My office is directly below the kitchen and the din sent me to the tool shed for the ear protection I wear when using the leaf blower. Sawing and banging rattled the walls, knocked the glass shade off a ceiling fixture in the basement and set all the pictures askew. The Inner Sanctum of My Dear One at the other end of the second floor wasn’t quiet—but it was tolerable.
Foraging for Food
A plastic shroud wrapping cupboards, counters and drawers made it impossible to make meals. We discovered the nearby Panera had excellent cinnamon buns. Lunch and dinner were bought wherever.
Getting from my office to the car or our bedroom or pretty much anywhere above the basement level got complicated. I had to detour out the back door, traipse across the patio, trot up the steps to the driveway, and enter by the kitchen door. If my destination was the bedroom, then I continued past the garage to the front door and on up the stairs.
They had reserved five days for the job. Thank heavens it only took four. Friday was the day Kevin the freezer guy came back with the needed part and worked his magic so we could get to work rebuilding the larder.

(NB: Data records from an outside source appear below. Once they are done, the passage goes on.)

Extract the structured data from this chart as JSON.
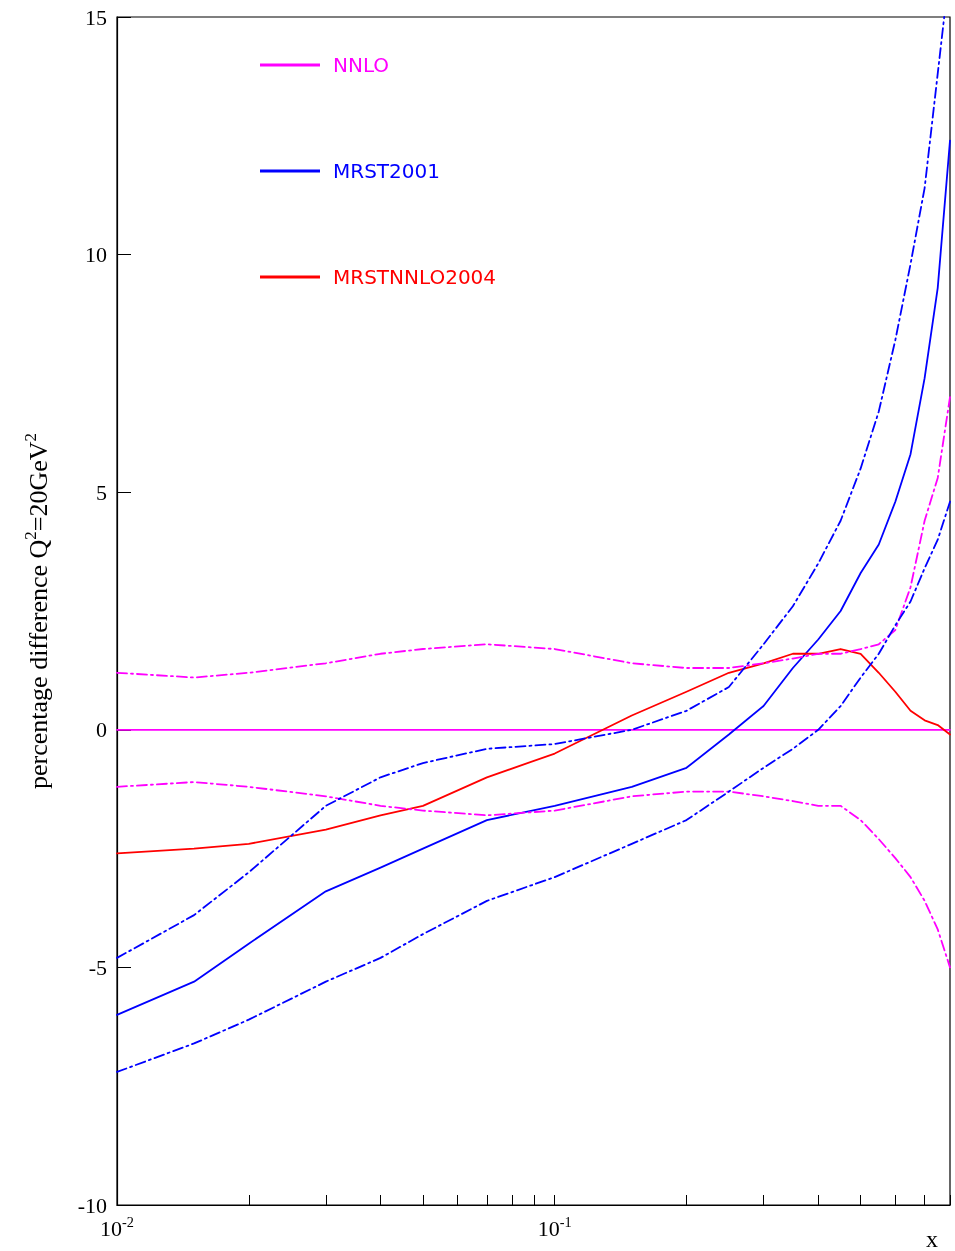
{
  "chart_data": {
    "type": "line",
    "xlabel": "x",
    "ylabel": "percentage difference Q$^{2}$=20GeV$^{2}$",
    "log": "x",
    "xlim": [
      0.01,
      0.8
    ],
    "ylim": [
      -10,
      15
    ],
    "xticks": [
      {
        "value": 0.01,
        "label": "10$^{-2}$"
      },
      {
        "value": 0.02,
        "label": null
      },
      {
        "value": 0.03,
        "label": null
      },
      {
        "value": 0.04,
        "label": null
      },
      {
        "value": 0.05,
        "label": null
      },
      {
        "value": 0.06,
        "label": null
      },
      {
        "value": 0.07,
        "label": null
      },
      {
        "value": 0.08,
        "label": null
      },
      {
        "value": 0.09,
        "label": null
      },
      {
        "value": 0.1,
        "label": "10$^{-1}$"
      },
      {
        "value": 0.2,
        "label": null
      },
      {
        "value": 0.3,
        "label": null
      },
      {
        "value": 0.4,
        "label": null
      },
      {
        "value": 0.5,
        "label": null
      },
      {
        "value": 0.6,
        "label": null
      },
      {
        "value": 0.7,
        "label": null
      },
      {
        "value": 0.8,
        "label": null
      }
    ],
    "yticks": [
      -10,
      -5,
      0,
      5,
      10,
      15
    ],
    "x": [
      0.01,
      0.015,
      0.02,
      0.03,
      0.04,
      0.05,
      0.07,
      0.1,
      0.15,
      0.2,
      0.25,
      0.3,
      0.35,
      0.4,
      0.45,
      0.5,
      0.55,
      0.6,
      0.65,
      0.7,
      0.75,
      0.8
    ],
    "marker": "none",
    "grid": false,
    "legend": "top left",
    "series": [
      {
        "name": "NNLO",
        "color": "#ff00ff",
        "line_style": "solid",
        "values": [
          0,
          0,
          0,
          0,
          0,
          0,
          0,
          0,
          0,
          0,
          0,
          0,
          0,
          0,
          0,
          0,
          0,
          0,
          0,
          0,
          0,
          0
        ]
      },
      {
        "name": "MRST2001",
        "color": "#0000ff",
        "line_style": "solid",
        "values": [
          -6.0,
          -5.3,
          -4.5,
          -3.4,
          -2.9,
          -2.5,
          -1.9,
          -1.6,
          -1.2,
          -0.8,
          -0.1,
          0.5,
          1.3,
          1.9,
          2.5,
          3.3,
          3.9,
          4.8,
          5.8,
          7.4,
          9.3,
          12.4
        ]
      },
      {
        "name": "MRSTNNLO2004",
        "color": "#ff0000",
        "line_style": "solid",
        "values": [
          -2.6,
          -2.5,
          -2.4,
          -2.1,
          -1.8,
          -1.6,
          -1.0,
          -0.5,
          0.3,
          0.8,
          1.2,
          1.4,
          1.6,
          1.6,
          1.7,
          1.6,
          1.2,
          0.8,
          0.4,
          0.2,
          0.1,
          -0.1
        ]
      },
      {
        "color": "#ff00ff",
        "line_style": "dashed",
        "values": [
          1.2,
          1.1,
          1.2,
          1.4,
          1.6,
          1.7,
          1.8,
          1.7,
          1.4,
          1.3,
          1.3,
          1.4,
          1.5,
          1.6,
          1.6,
          1.7,
          1.8,
          2.1,
          3.0,
          4.4,
          5.3,
          7.0
        ]
      },
      {
        "color": "#ff00ff",
        "line_style": "dashed",
        "values": [
          -1.2,
          -1.1,
          -1.2,
          -1.4,
          -1.6,
          -1.7,
          -1.8,
          -1.7,
          -1.4,
          -1.3,
          -1.3,
          -1.4,
          -1.5,
          -1.6,
          -1.6,
          -1.9,
          -2.3,
          -2.7,
          -3.1,
          -3.6,
          -4.2,
          -5.0
        ]
      },
      {
        "color": "#0000ff",
        "line_style": "dashed",
        "x": [
          0.01,
          0.015,
          0.02,
          0.03,
          0.04,
          0.05,
          0.07,
          0.1,
          0.15,
          0.2,
          0.25,
          0.3,
          0.35,
          0.4,
          0.45,
          0.5,
          0.55,
          0.6,
          0.65,
          0.7,
          0.776
        ],
        "values": [
          -4.8,
          -3.9,
          -3.0,
          -1.6,
          -1.0,
          -0.7,
          -0.4,
          -0.3,
          0.0,
          0.4,
          0.9,
          1.8,
          2.6,
          3.5,
          4.4,
          5.5,
          6.7,
          8.2,
          9.8,
          11.4,
          15.0
        ]
      },
      {
        "color": "#0000ff",
        "line_style": "dashed",
        "values": [
          -7.2,
          -6.6,
          -6.1,
          -5.3,
          -4.8,
          -4.3,
          -3.6,
          -3.1,
          -2.4,
          -1.9,
          -1.3,
          -0.8,
          -0.4,
          0.0,
          0.5,
          1.1,
          1.6,
          2.2,
          2.7,
          3.4,
          4.0,
          4.8
        ]
      }
    ]
  }
}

Two weeks later Mike the Plumber performed the annual check up of our things that use water and we did not receive a clean bill of health. He expected to replace a couple of bolts on new toilets, just because. Then the problems piled up as did the list of charges on the work ticket. The mixing valve on the shower in the master bath needed replacement. The toilet in the master bath was damaged and the drain on the righthand sink was about to croak. On the main level, the kitchen sink needed a new faucet as the old one was both leaky and generally unsatisfactory. Once under the sink, Mike determined that the connections to the water supply were also leaking. More labor. More parts, More costs.
The bill is going to be north of $2,500 but Mike’s a charmer and made his clipboard out of wood from a beech tree he felled and lumber he planed himself. What’s not to love?
Oh, and we replaced the roof in the summer of 2020. Can’t wait to see what piece of home gives out next.